Morgue 2

Our tour of the morgue continues with a peek into the autopsy room where we’ll examine some of the tools of the trade. If your stomach holds up we’ll even have a glimpse of the star of the show, a murder victim.

The photograph above is of an autopsy station. Think of it as a pathologist’s workshop. To begin the autopsy, a body is placed on a gurney and is then positioned head first against the center, sink area of the station.

WARNING – GRAPHIC IMAGES BELOW!

Pathologists select instruments from a rolling cart.

Tools of the autopsy trade.

Bone saw used for cutting through the rib cage beneath the “Y” incision. It’s also used for cutting through the skull.

Scales for weighing organs.

GRAPHIC IMAGES BELOW!

WARNING>>>WARNING>>>WARNING>>>WARNING>>>WARNING>>>

Upper chest area of a murder victim.

Ligature mark on the neck from strangling.

Post autopsy “Y” incision sutures.

The end. Really…

 

 

  1. Lee Lofland
    Lee Lofland says:

    I agree, Elena. The smell has never bothered me unless the corpse was in advanced stages of decomposition. Nothing like the sweet smell of putrefaction to whet the appetite. Oh, and lets not forget the wonderful aroma of freshly burnt flesh. Still, I’ve never had a problem observing an autopsy.

  2. Elena
    Elena says:

    I’ve witnessed several autopsies and found the smell to be generally just of the cleaning fluid. Strong cleaning fluid. Occasionally body fluids, but the bodies were moved to a metal table that had a gutter around it and a system that would run either plain water, or water with cleaning fluid from pushing on a foot pedal. Thus the table was flushed clean.

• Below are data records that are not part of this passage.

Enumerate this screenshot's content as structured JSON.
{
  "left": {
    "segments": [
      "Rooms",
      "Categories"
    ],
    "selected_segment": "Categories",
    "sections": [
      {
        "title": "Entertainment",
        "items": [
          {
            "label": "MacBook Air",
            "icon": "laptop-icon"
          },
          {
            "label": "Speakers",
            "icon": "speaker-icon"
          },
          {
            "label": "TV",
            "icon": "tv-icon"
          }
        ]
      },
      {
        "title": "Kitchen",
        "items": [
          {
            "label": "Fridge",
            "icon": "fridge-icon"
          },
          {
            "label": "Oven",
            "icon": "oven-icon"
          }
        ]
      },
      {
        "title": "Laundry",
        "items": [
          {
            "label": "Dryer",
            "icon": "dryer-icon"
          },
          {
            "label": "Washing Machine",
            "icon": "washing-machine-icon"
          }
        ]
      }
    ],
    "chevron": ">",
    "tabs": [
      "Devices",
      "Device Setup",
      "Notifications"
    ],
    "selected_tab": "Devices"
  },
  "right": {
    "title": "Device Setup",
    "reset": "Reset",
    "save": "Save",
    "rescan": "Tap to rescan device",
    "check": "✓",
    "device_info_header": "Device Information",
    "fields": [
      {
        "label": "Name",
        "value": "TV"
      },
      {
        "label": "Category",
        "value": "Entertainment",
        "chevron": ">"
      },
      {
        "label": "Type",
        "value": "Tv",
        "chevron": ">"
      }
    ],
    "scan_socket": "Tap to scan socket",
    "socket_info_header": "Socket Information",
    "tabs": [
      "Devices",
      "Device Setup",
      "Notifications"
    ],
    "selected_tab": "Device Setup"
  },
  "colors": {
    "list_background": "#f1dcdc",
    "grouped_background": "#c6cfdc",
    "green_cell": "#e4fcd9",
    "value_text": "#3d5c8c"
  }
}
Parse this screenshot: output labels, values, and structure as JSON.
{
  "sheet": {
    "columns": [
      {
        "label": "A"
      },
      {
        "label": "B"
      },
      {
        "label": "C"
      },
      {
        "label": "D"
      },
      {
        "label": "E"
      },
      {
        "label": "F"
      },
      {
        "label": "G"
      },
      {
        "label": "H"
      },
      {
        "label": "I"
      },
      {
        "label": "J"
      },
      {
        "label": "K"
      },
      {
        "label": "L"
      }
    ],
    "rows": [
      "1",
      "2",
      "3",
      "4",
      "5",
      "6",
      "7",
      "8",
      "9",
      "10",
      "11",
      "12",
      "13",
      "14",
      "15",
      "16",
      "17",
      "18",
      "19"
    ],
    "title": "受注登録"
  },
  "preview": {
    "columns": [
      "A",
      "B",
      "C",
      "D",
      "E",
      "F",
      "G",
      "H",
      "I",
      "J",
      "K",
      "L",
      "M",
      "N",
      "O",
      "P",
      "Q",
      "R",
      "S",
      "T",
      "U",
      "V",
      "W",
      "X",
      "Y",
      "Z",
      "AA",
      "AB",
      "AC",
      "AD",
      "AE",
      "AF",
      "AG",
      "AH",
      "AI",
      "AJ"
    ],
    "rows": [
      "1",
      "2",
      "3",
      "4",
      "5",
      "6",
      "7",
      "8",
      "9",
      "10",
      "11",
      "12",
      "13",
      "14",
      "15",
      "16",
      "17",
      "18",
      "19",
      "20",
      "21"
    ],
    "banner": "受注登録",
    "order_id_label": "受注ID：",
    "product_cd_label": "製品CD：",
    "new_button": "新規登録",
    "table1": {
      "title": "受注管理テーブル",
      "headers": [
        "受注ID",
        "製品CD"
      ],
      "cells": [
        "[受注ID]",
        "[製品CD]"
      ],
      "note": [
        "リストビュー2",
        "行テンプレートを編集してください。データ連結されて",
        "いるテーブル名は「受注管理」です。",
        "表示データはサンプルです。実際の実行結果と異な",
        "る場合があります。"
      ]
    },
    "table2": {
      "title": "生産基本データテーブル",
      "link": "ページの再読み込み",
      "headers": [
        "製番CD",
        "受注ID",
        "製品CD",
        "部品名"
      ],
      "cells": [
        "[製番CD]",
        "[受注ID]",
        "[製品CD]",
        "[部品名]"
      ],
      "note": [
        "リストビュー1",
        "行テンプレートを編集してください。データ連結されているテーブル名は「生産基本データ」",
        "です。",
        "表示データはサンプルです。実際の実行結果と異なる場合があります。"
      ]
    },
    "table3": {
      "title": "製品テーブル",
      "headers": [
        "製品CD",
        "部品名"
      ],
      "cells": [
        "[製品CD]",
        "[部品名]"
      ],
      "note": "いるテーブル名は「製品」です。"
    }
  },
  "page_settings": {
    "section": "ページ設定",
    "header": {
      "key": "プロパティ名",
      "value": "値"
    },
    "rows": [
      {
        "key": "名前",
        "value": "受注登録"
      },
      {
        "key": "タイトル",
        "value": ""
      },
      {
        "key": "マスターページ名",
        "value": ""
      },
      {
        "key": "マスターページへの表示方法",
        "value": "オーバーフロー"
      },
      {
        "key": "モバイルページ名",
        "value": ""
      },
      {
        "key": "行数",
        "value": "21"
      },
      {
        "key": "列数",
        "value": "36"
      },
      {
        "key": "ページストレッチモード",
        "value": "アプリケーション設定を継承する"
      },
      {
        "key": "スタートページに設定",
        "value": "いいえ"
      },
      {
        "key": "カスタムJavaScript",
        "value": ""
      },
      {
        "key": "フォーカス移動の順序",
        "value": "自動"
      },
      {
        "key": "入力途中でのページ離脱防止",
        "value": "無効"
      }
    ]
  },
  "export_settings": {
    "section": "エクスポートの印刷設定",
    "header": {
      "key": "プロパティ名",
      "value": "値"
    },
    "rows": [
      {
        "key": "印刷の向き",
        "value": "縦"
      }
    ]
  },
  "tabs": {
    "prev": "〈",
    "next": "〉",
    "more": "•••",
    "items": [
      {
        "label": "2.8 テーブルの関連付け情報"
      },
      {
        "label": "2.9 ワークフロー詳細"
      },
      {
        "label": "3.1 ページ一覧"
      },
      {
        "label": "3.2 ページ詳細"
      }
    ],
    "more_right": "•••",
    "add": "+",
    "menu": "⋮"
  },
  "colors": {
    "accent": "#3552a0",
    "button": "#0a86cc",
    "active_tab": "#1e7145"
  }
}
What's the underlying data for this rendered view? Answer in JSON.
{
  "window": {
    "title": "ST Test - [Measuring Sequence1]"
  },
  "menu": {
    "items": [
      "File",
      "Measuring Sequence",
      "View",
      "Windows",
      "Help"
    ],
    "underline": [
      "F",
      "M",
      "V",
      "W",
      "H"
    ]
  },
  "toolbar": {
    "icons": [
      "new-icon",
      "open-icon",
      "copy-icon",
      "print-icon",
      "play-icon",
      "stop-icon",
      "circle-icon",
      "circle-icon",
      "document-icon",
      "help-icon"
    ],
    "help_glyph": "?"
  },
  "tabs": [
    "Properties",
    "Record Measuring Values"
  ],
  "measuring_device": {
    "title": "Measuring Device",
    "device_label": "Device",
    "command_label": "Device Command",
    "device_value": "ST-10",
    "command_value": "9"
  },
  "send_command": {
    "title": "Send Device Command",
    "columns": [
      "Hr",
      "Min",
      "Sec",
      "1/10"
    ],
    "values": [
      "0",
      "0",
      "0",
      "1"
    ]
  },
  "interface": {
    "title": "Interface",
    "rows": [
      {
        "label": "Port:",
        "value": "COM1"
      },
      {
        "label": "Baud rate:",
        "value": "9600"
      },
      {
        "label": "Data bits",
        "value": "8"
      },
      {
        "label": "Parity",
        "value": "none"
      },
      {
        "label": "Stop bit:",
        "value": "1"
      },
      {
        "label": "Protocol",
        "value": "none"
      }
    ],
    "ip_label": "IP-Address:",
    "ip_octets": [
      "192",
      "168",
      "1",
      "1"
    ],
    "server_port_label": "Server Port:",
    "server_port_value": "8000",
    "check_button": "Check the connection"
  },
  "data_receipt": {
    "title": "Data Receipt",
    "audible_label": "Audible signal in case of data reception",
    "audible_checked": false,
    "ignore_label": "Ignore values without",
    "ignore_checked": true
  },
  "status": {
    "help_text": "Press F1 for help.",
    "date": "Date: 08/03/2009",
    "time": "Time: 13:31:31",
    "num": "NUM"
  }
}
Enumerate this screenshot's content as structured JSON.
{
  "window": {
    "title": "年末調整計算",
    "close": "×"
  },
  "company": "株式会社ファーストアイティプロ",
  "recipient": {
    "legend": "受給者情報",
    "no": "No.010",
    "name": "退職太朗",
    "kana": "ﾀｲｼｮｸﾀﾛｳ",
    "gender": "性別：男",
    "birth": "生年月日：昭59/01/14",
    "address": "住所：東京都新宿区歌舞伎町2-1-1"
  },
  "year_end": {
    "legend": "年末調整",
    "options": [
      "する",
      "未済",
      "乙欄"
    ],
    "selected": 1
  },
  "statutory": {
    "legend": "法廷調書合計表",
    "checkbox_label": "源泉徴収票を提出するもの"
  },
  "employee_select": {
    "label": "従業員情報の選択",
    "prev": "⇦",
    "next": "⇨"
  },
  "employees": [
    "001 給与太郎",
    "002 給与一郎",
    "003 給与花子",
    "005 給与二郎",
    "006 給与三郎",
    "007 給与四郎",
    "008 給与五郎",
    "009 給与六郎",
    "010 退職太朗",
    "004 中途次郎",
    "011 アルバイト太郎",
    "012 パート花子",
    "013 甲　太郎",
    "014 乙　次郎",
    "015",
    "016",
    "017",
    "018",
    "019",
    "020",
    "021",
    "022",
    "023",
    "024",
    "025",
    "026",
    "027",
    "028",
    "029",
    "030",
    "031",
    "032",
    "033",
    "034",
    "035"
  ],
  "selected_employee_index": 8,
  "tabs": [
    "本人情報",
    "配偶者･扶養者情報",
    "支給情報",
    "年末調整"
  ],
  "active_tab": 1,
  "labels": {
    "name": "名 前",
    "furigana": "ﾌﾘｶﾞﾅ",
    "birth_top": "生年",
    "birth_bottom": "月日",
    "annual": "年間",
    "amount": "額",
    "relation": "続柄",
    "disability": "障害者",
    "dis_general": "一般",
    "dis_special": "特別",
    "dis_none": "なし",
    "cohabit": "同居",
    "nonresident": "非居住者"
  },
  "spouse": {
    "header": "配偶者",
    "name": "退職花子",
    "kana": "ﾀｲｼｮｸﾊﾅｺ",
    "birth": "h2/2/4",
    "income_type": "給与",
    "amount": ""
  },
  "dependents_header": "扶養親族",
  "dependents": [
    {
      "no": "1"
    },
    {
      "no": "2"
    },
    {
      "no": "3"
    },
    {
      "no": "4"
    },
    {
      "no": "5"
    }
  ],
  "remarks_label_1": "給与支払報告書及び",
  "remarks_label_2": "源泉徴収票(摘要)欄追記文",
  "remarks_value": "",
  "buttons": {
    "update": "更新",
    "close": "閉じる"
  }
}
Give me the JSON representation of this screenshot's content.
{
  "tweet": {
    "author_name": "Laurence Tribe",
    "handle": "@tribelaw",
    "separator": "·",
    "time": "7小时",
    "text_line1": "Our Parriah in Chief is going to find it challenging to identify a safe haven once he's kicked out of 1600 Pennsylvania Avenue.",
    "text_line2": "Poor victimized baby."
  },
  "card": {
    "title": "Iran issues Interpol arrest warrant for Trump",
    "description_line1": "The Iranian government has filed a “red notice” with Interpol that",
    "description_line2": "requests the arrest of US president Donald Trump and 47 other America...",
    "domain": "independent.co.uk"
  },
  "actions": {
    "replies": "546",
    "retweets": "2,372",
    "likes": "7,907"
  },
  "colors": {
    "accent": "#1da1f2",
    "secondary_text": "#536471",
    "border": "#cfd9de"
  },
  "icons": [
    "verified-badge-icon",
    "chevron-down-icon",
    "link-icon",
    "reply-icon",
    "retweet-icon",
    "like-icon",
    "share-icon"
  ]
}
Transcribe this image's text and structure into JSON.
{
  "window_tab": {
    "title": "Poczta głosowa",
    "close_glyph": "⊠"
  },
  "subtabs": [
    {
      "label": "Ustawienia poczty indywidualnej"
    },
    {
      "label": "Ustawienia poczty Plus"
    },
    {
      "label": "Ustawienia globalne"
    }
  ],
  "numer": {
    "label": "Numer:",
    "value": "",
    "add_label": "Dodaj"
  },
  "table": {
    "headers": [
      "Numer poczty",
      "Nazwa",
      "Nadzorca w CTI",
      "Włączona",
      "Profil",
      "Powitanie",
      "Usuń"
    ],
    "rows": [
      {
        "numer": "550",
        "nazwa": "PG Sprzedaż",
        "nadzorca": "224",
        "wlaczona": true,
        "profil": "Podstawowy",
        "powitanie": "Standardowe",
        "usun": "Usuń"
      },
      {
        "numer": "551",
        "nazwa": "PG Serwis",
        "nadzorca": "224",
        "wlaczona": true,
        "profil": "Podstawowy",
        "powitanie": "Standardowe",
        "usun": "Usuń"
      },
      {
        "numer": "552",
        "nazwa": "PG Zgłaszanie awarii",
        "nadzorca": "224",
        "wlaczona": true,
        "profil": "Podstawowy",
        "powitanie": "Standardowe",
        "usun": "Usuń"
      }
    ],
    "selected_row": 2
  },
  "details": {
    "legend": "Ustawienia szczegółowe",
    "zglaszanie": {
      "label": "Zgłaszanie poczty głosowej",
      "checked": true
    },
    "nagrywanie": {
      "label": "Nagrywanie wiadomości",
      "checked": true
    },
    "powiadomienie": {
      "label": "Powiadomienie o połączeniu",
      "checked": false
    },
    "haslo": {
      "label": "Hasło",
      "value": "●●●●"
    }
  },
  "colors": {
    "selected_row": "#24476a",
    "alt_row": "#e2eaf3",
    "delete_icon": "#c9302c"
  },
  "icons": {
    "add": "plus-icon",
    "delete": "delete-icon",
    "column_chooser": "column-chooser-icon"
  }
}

    Plus the room itself had a built in hose cleaning system with a drain in the floor. It was very easy to keep up with.

    There was also a display of jars with interesting bits and pieces in a preserving liquid available for comparative purposes.

    The rib spreader looked as though it came from a auto supply store.

    The facility was in a TB sanatorium where I was teaching high school.

  3. Lee Lofland
    Lee Lofland says:

    You’re right, Peg. Some M.E.’s use the loppers, but the bone saw is much neater and easier. I guess it’s just a matter of personal preference. With the saw, the M.E. can cut out a nice triangle. It’s easy to replace, too.

  4. Peg H
    Peg H says:

    Hi,

    I understand that one of the lower tech tools used to crack through the ribs comes from your typical garden shed, a lopper, used to trim branches off trees and hedges. Seems to be Dr. G’s favorite way to crack the ribs.

    Peg H 🙂

  5. Lee Lofland
    Lee Lofland says:

    Hi, Angie. Yes, it’s a little tough to look at, but seeing it makes it a little easier to write about. At least this way I did all the dirty work for you guys. I was there.

    Yep, that’s an actual ligature mark. This case was from last summer.

  6. Angie J-S
    Angie J-S says:

    This is so cool – okay, a little gross – but really fascinating! So that’s what an actual ligature mark looks like…

    I don’t think I’d last a minute in an autopsy, not so much because of the blood ‘n guts, but the smells. I have an acute sense of smell and I’m sure they’d be scraping me off the floor.

  7. Lee Lofland
    Lee Lofland says:

    No, I’m afraid there’s no genital blurring light. Everything’s out there for the world to see, but it’s a very professional, clinical environment. Well, it’s professional if you don’t count the dead-guy jokes.

  8. Terry
    Terry says:

    Ok, but tell me this — do they shine a bright light over the genitals so you can’t really see them — like they do on TV?

    My husband used to do necropsies on dead marine mammals. This kind of stuff is dinner-table conversation around our house. When our son was about 5, we were in the back of the pickup watching Daddy cut up a dead manatee on the trailer bed through the rear window, and my son (who had been on many of these salvage operations by that time), said, “Mom, wait. Next comes the spaghetti part. It’s neat.”